Cathay Pacific Suspends Flights to and From Israel

A Cathay Pacific self check-in machine is displayed at Hong Kong Airport in Hong Kong. (Reuters/Bobby Yip/File Photo)

Cathay Pacific, which has been flying between Israel and Hong Kong since 2017, announced Wednesday it was suspending flights on the route. The suspension, as of now, will begin on February 24 and end on March 31. Passengers who purchased tickets will be rebooked on other carriers, the company said in an announcement.

The company said in a statement that it “believes in the route between Israel and Hong Kong and its importance to the relations between Israel and Hong Kong. We will be happy to return to our regularly scheduled flights when restrictions on Hong Kong residents entering Israel are lifted.”

The reason for the suspension, was, of course, coronavirus. The move was expected, after the Health Ministry on Tuesday banned the entry of residents of Hong Kong, Singapore, Macau, and Thailand into Israel, after two weeks earlier banning residents of China from entering the country. The spread of coronavirus has also sharply cut reservations on Cathay Pacific and other carriers flying between Israel and the Far East.
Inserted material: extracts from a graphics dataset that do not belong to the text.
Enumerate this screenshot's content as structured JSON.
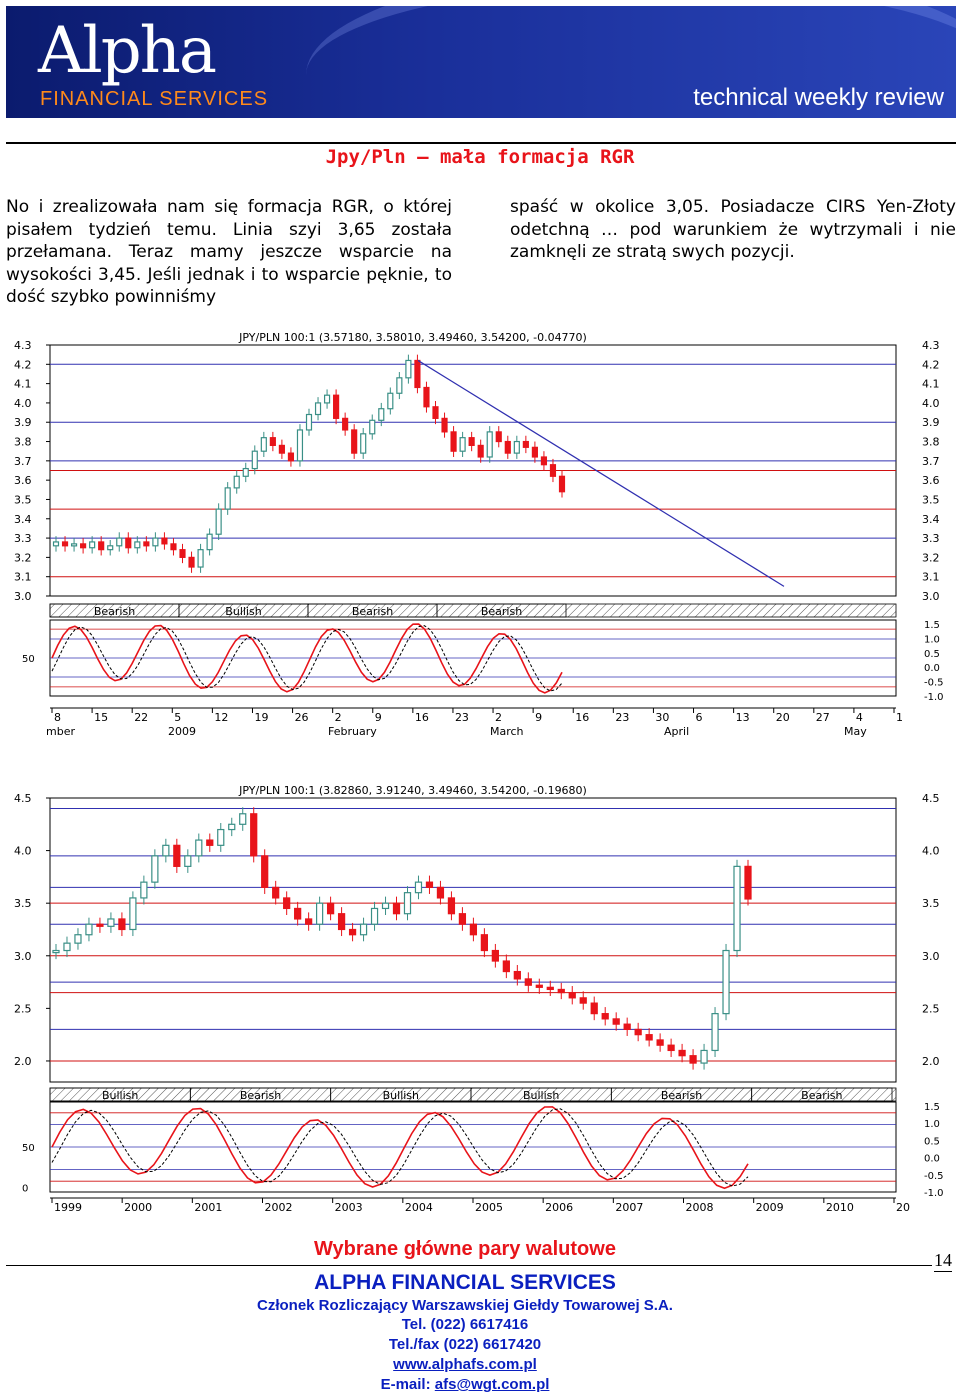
{
  "banner": {
    "logo_text": "Alpha",
    "logo_sub": "FINANCIAL  SERVICES",
    "tagline": "technical weekly review"
  },
  "headline": "Jpy/Pln – mała formacja RGR",
  "body_left": "No i zrealizowała nam się formacja RGR, o której pisałem tydzień temu. Linia szyi 3,65 została przełamana. Teraz mamy jeszcze wsparcie na wysokości 3,45. Jeśli jednak i to wsparcie pęknie, to dość szybko powinniśmy",
  "body_right": "spaść w okolice 3,05. Posiadacze CIRS Yen-Złoty odetchną … pod warunkiem że wytrzymali i nie zamknęli ze stratą swych pozycji.",
  "colors": {
    "up": "#3a8f86",
    "down": "#e8141a",
    "headline": "#e8141a",
    "footer": "#0a1fbf",
    "gridline": "#3030b0",
    "support": "#d01010"
  },
  "chart_data": [
    {
      "type": "candlestick",
      "title": "JPY/PLN 100:1 (3.57180, 3.58010, 3.49460, 3.54200, -0.04770)",
      "ylim": [
        3.0,
        4.3
      ],
      "y_ticks": [
        "4.3",
        "4.2",
        "4.1",
        "4.0",
        "3.9",
        "3.8",
        "3.7",
        "3.6",
        "3.5",
        "3.4",
        "3.3",
        "3.2",
        "3.1",
        "3.0"
      ],
      "x_tick_labels": [
        "8",
        "15",
        "22",
        "5",
        "12",
        "19",
        "26",
        "2",
        "9",
        "16",
        "23",
        "2",
        "9",
        "16",
        "23",
        "30",
        "6",
        "13",
        "20",
        "27",
        "4",
        "1"
      ],
      "month_labels": [
        "mber",
        "2009",
        "February",
        "March",
        "April",
        "May"
      ],
      "signal_labels": [
        "Bearish",
        "Bullish",
        "Bearish",
        "Bearish"
      ],
      "osc_left_ticks": [
        "50"
      ],
      "osc_right_ticks": [
        "1.5",
        "1.0",
        "0.5",
        "0.0",
        "-0.5",
        "-1.0"
      ],
      "blue_levels": [
        4.2,
        3.9,
        3.7,
        3.3
      ],
      "red_levels": [
        3.65,
        3.45,
        3.1
      ],
      "trendline": [
        [
          4.22,
          4.22
        ],
        [
          3.05,
          3.05
        ]
      ],
      "closes": [
        3.28,
        3.26,
        3.27,
        3.25,
        3.28,
        3.24,
        3.26,
        3.3,
        3.25,
        3.28,
        3.26,
        3.3,
        3.27,
        3.24,
        3.2,
        3.15,
        3.24,
        3.32,
        3.45,
        3.56,
        3.62,
        3.66,
        3.75,
        3.82,
        3.78,
        3.74,
        3.7,
        3.86,
        3.94,
        4.0,
        4.04,
        3.92,
        3.86,
        3.74,
        3.84,
        3.91,
        3.97,
        4.05,
        4.13,
        4.22,
        4.08,
        3.98,
        3.92,
        3.85,
        3.75,
        3.82,
        3.78,
        3.72,
        3.85,
        3.8,
        3.74,
        3.8,
        3.77,
        3.72,
        3.68,
        3.62,
        3.54
      ]
    },
    {
      "type": "candlestick",
      "title": "JPY/PLN 100:1 (3.82860, 3.91240, 3.49460, 3.54200, -0.19680)",
      "ylim": [
        1.8,
        4.5
      ],
      "y_ticks": [
        "4.5",
        "4.0",
        "3.5",
        "3.0",
        "2.5",
        "2.0"
      ],
      "x_tick_labels": [
        "1999",
        "2000",
        "2001",
        "2002",
        "2003",
        "2004",
        "2005",
        "2006",
        "2007",
        "2008",
        "2009",
        "2010",
        "20"
      ],
      "signal_labels": [
        "Bullish",
        "Bearish",
        "Bullish",
        "Bullish",
        "Bearish",
        "Bearish"
      ],
      "osc_left_ticks": [
        "50",
        "0"
      ],
      "osc_right_ticks": [
        "1.5",
        "1.0",
        "0.5",
        "0.0",
        "-0.5",
        "-1.0"
      ],
      "blue_levels": [
        4.4,
        3.95,
        3.65,
        3.3,
        2.75,
        2.3
      ],
      "red_levels": [
        3.5,
        3.0,
        2.65,
        2.0
      ],
      "closes": [
        3.05,
        3.12,
        3.2,
        3.3,
        3.28,
        3.35,
        3.25,
        3.55,
        3.7,
        3.95,
        4.05,
        3.85,
        3.95,
        4.1,
        4.05,
        4.2,
        4.25,
        4.35,
        3.95,
        3.65,
        3.55,
        3.45,
        3.35,
        3.3,
        3.5,
        3.4,
        3.25,
        3.2,
        3.3,
        3.45,
        3.5,
        3.4,
        3.6,
        3.7,
        3.65,
        3.55,
        3.4,
        3.3,
        3.2,
        3.05,
        2.95,
        2.85,
        2.78,
        2.72,
        2.7,
        2.68,
        2.65,
        2.6,
        2.55,
        2.45,
        2.4,
        2.35,
        2.3,
        2.25,
        2.2,
        2.15,
        2.1,
        2.05,
        1.98,
        2.1,
        2.45,
        3.05,
        3.85,
        3.54
      ]
    }
  ],
  "footer": {
    "title": "Wybrane główne pary walutowe",
    "page": "14",
    "company": "ALPHA FINANCIAL SERVICES",
    "member": "Członek Rozliczający Warszawskiej Giełdy Towarowej S.A.",
    "tel": "Tel. (022) 6617416",
    "fax": "Tel./fax (022) 6617420",
    "www": "www.alphafs.com.pl",
    "email_label": "E-mail:",
    "email": "afs@wgt.com.pl"
  }
}
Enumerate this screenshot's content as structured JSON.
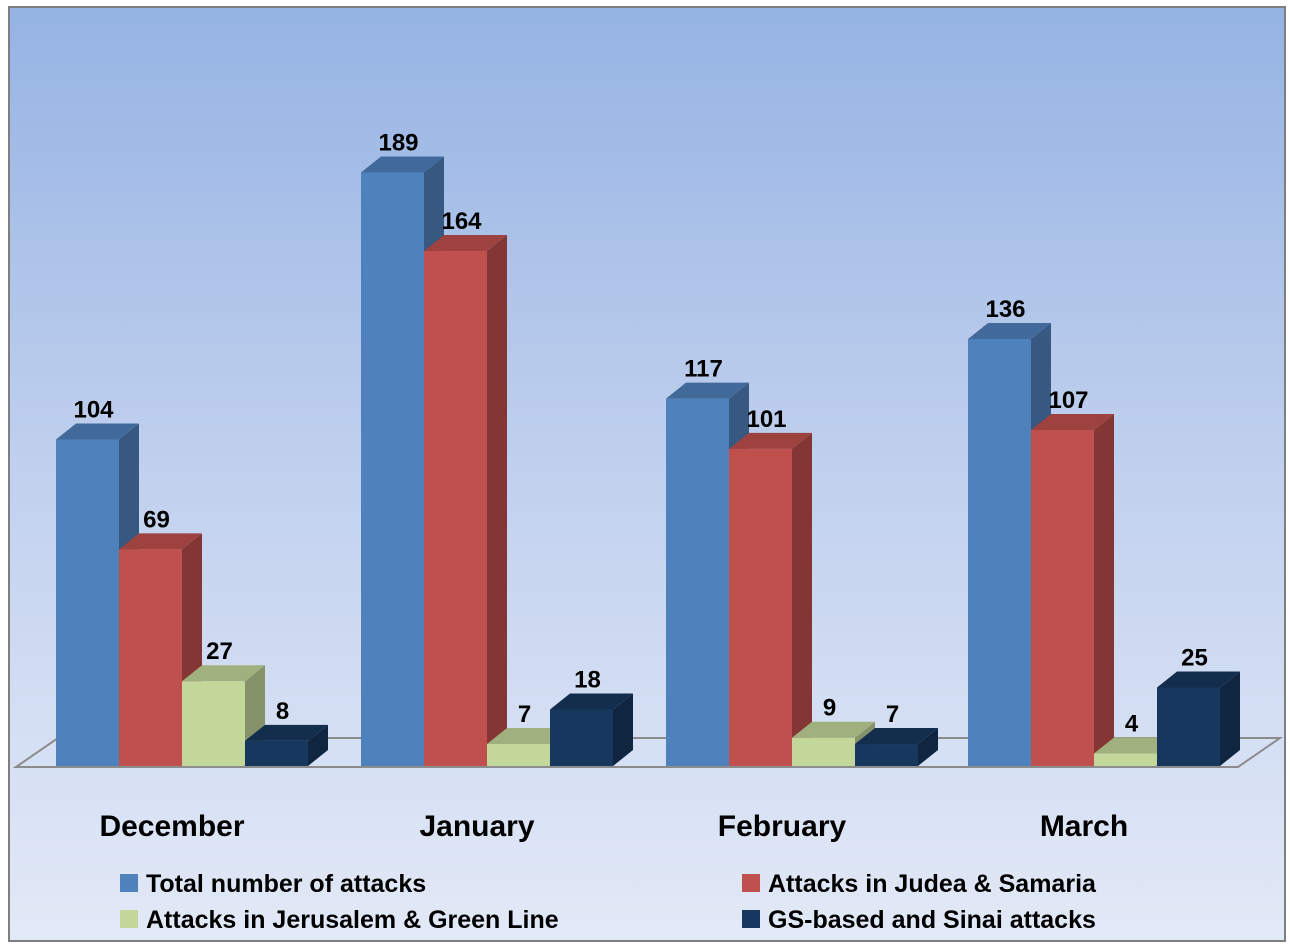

El Al said Sunday that it was cutting its flights to Thailand by half. In addition, anyone who bought a ticket to Thailand for travel through at least March 2nd will be able to change their reservations at no cost. As far as crew on the flights that do take place are concerned, they will be exempt from the 14 day quarantine if they do not show symptoms of coronavirus, remained in the hotel where crew usually stay next to Bangkok Airport, and do not visit the city, the airline and the Health Ministry said in a joint announcement.

In an effort to keep coronavirus at bay as long as possible, the Immigration and Population Service announced that as of Thursday it will no longer admit residents of Thailand, Hong Kong, Macau,and Singapore. The ban includes workers in areas such as agriculture, home care, and manufacturing, as well as tourists. A similar ban was instituted several weeks ago against travelers from China.

The decision follows one by the Health Ministry Sunday that requires Israelis who return from those countries to enter a self-imposed quarantine for at least two weeks. The order comes after an increase in reported cases of coronavirus infection in countries throughout southeast Asia. The ban includes not only tourists and workers coming to Israel for the first time, but also workers who had been in Israel previously and returned home for a vacation.